La Philharmonie de Paris : Jean Nouvel veut "faire valoir ses droits"

Par @Culturebox
Mis à jour le 06/12/2016 à 06H30, publié le 19/06/2015 à 08H53
L'architecte Jean Nouvel, juin 2014 à Paris

L'architecte Jean Nouvel, juin 2014 à Paris

© ERIC FEFERBERG / AFP

Jean Nouvel, qui avait boycotté l'inauguration de la Philharmonie à la mi-janvier 2015, a demandé jeudi qu'on lui "permette de corriger le bâtiment pour qu'il soit digne" et s'est dit déterminé à "faire valoir ses droits" d'architecte sur ce projet ambitieux dont il a été écarté.
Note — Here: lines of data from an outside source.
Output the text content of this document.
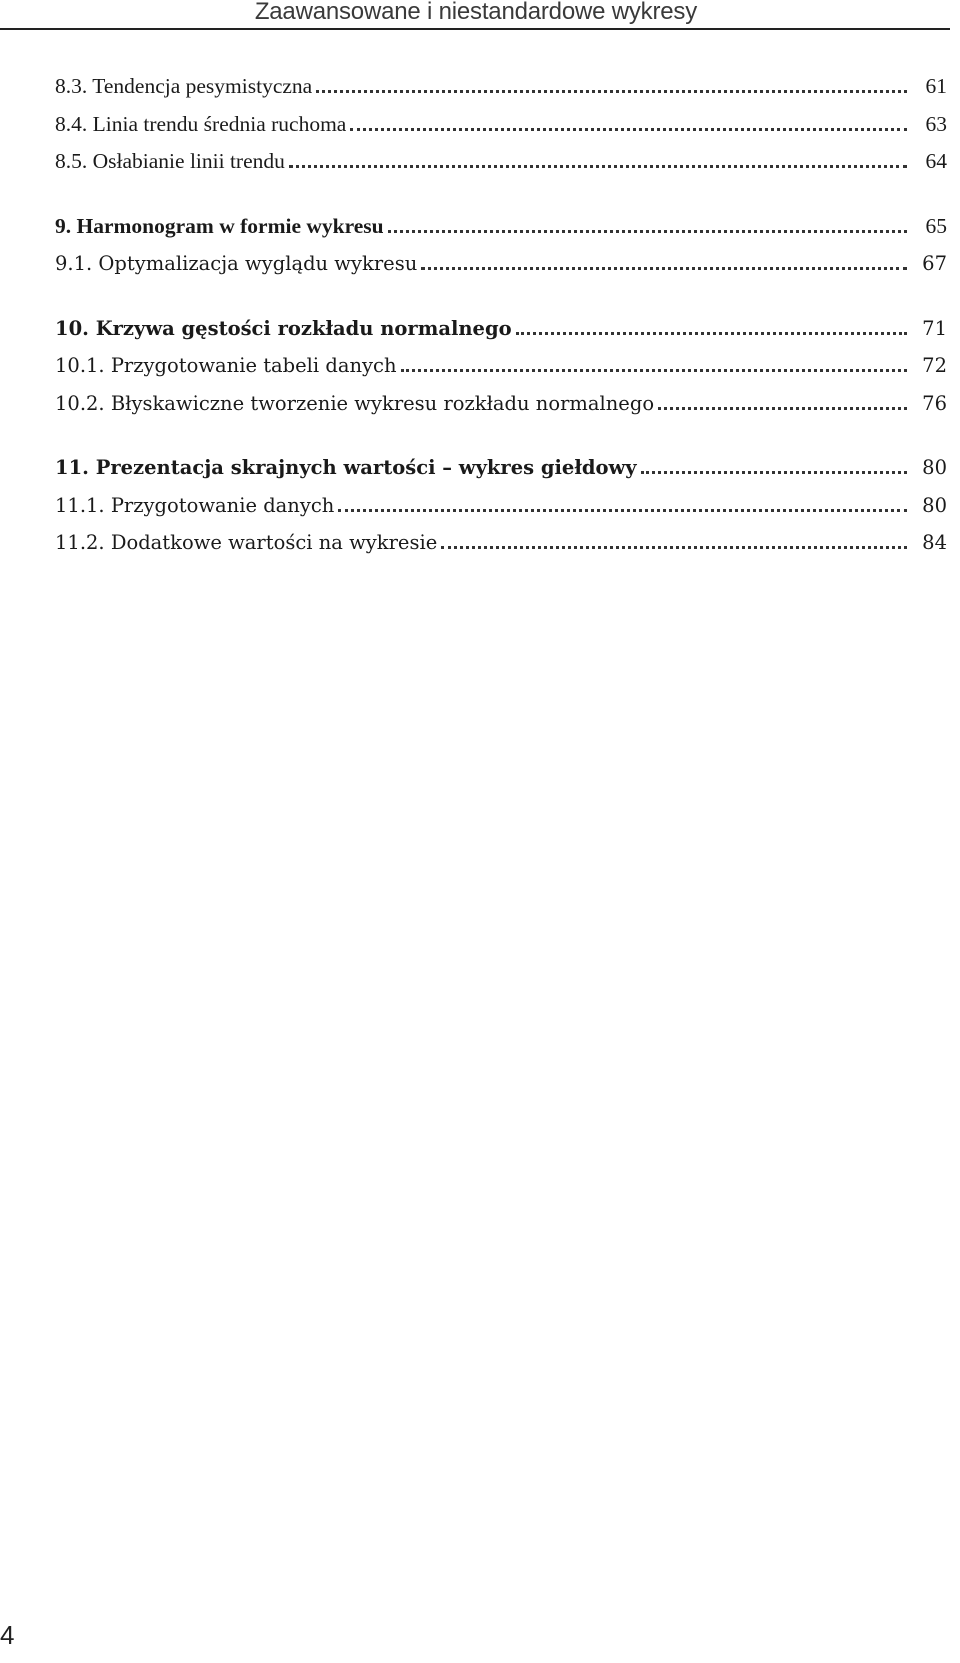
Zaawansowane i niestandardowe wykresy
8.3. Tendencja pesymistyczna	61
8.4. Linia trendu średnia ruchoma	63
8.5. Osłabianie linii trendu	64
9. Harmonogram w formie wykresu	65
9.1. Optymalizacja wyglądu wykresu	67
10. Krzywa gęstości rozkładu normalnego	71
10.1. Przygotowanie tabeli danych	72
10.2. Błyskawiczne tworzenie wykresu rozkładu normalnego	76
11. Prezentacja skrajnych wartości – wykres giełdowy	80
11.1. Przygotowanie danych	80
11.2. Dodatkowe wartości na wykresie	84
4
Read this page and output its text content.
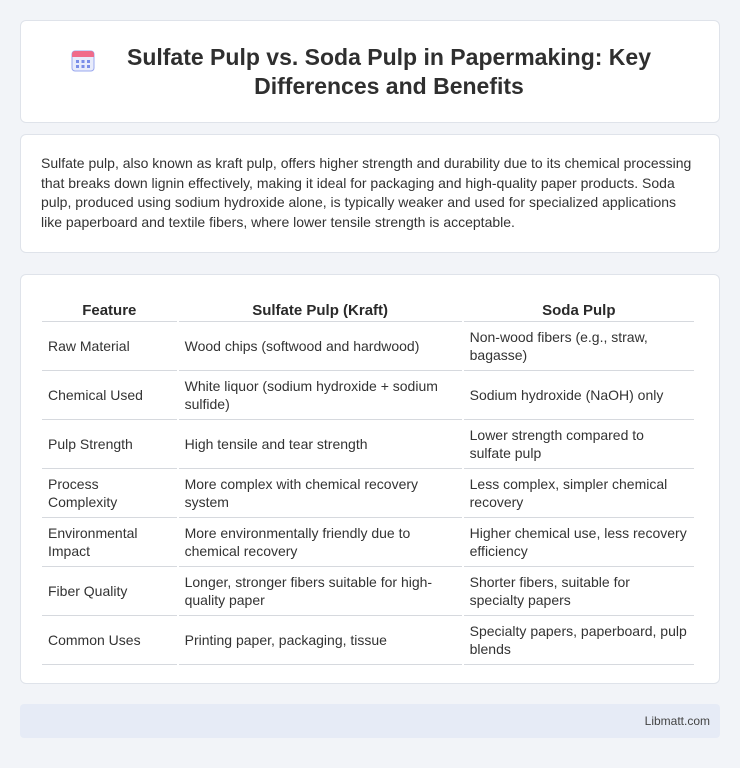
Sulfate Pulp vs. Soda Pulp in Papermaking: Key Differences and Benefits

Sulfate pulp, also known as kraft pulp, offers higher strength and durability due to its chemical processing that breaks down lignin effectively, making it ideal for packaging and high-quality paper products. Soda pulp, produced using sodium hydroxide alone, is typically weaker and used for specialized applications like paperboard and textile fibers, where lower tensile strength is acceptable.

Feature	Sulfate Pulp (Kraft)	Soda Pulp
Raw Material	Wood chips (softwood and hardwood)	Non-wood fibers (e.g., straw, bagasse)
Chemical Used	White liquor (sodium hydroxide + sodium sulfide)	Sodium hydroxide (NaOH) only
Pulp Strength	High tensile and tear strength	Lower strength compared to sulfate pulp
Process Complexity	More complex with chemical recovery system	Less complex, simpler chemical recovery
Environmental Impact	More environmentally friendly due to chemical recovery	Higher chemical use, less recovery efficiency
Fiber Quality	Longer, stronger fibers suitable for high-quality paper	Shorter fibers, suitable for specialty papers
Common Uses	Printing paper, packaging, tissue	Specialty papers, paperboard, pulp blends
Libmatt.com
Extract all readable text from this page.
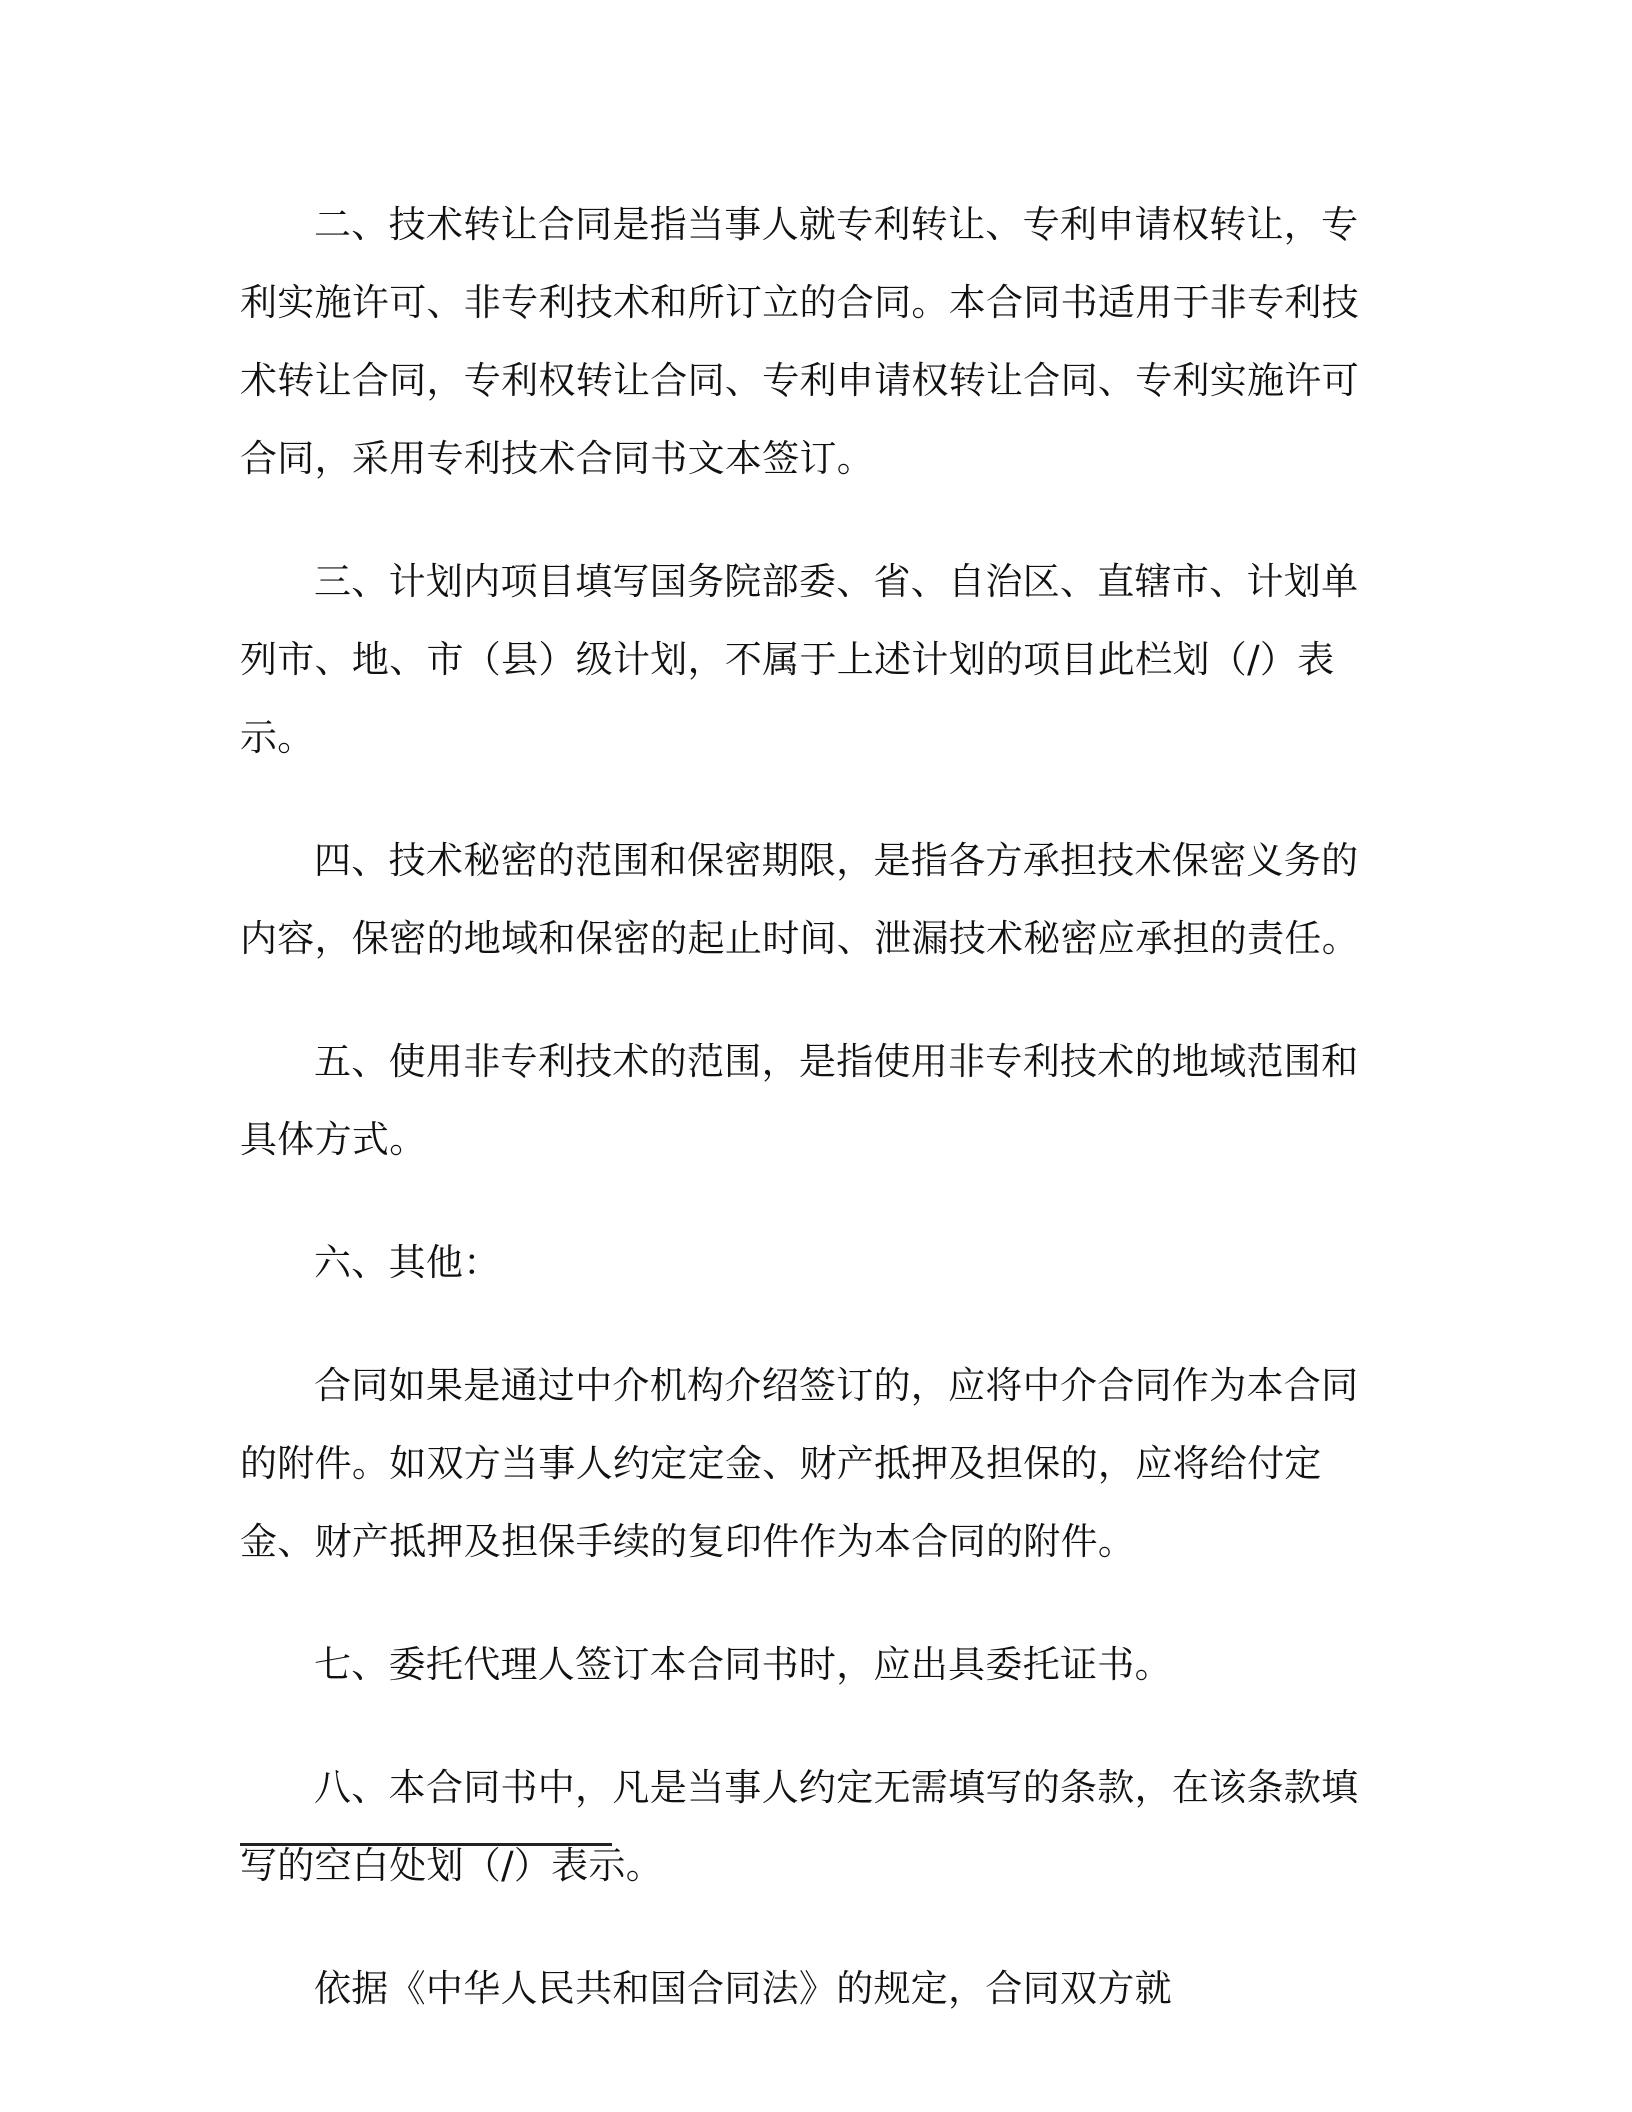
二、技术转让合同是指当事人就专利转让、专利申请权转让，专利实施许可、非专利技术和所订立的合同。本合同书适用于非专利技术转让合同，专利权转让合同、专利申请权转让合同、专利实施许可合同，采用专利技术合同书文本签订。

三、计划内项目填写国务院部委、省、自治区、直辖市、计划单列市、地、市（县）级计划，不属于上述计划的项目此栏划（/）表示。

四、技术秘密的范围和保密期限，是指各方承担技术保密义务的内容，保密的地域和保密的起止时间、泄漏技术秘密应承担的责任。

五、使用非专利技术的范围，是指使用非专利技术的地域范围和具体方式。

六、其他：

合同如果是通过中介机构介绍签订的，应将中介合同作为本合同的附件。如双方当事人约定定金、财产抵押及担保的，应将给付定金、财产抵押及担保手续的复印件作为本合同的附件。

七、委托代理人签订本合同书时，应出具委托证书。

八、本合同书中，凡是当事人约定无需填写的条款，在该条款填写的空白处划（/）表示。

依据《中华人民共和国合同法》的规定，合同双方就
Jean Nouvel avait saisi le tribunal de grande instance de Paris estimant que la Philharmonie a modifié sans son accord des éléments structurants de son oeuvre, notamment l'enveloppe générale du bâtiment, les foyers de la salle de concert et la volumétrie générale de celle-ci. Il demandait que la justice ordonne à la Philharmonie les travaux nécessaires à la remise en état du bâtiment, situé dans le XIXe arrondissement de Paris, tel qu'il l'a conçu. Débouté en avril 2015 par le TGI, l'architecte a affirmé lors d'une conférence de presse que "si on lui permet de corriger le bâtiment pour qu'il soit digne, il n'irait pas au bout" de la procédure judiciaire engagée. "Il ne faut pas croire que je renie ce bâtiment à 100 %", a-t-il lancé, jugeant cependant que le "Centre Pompidou de la musique n'est pas encore là".
Le prix Pritzker 2008 a précisé que, selon ses avocats, il pouvait être considéré désormais comme évincé du projet et donc libre de s'exprimer. Un feu vert dont il a profité pour attaquer l'association en charge du chantier et son président Laurent Bayle, les "pleins pouvoirs" donnés, selon lui, au groupe Bouygues, l'omniprésence des ingénieurs et la frilosité du personnel politique. 
Maquette de La Philarmonie, vue intérieure

Maquette de La Philarmonie, vue intérieure

© DR
"Le ministre de la Culture ne défend pas le droit d'auteur des architectes", a-t-il dit. Il a vivement contesté une dérive du budget du complexe musical, passé de 200 millions d'euros en 2006 à 386 millions en 2014. "On connaît le coût d'une philharmonie, le prix au fauteuil (autour de 100.000 euros). Ce qui  coûte cher, c'est le programme qui a fait évoluer la typologie des salles de concert". "S'il y a quelque chose de mégalo, c'est le programme", a-t-il martelé.

"Ce n'est pas un bâtiment high tech, il n'y a aucune prouesse technique", s'est également défendu Jean Nouvel, en réponse à ceux qui ont dénoncé la complexité du chantier. L'architecte n'a pas hésité à parler d'"époque de sabotage" à partir de fin 2013, "par non respect des plans et par accélération" du chantier.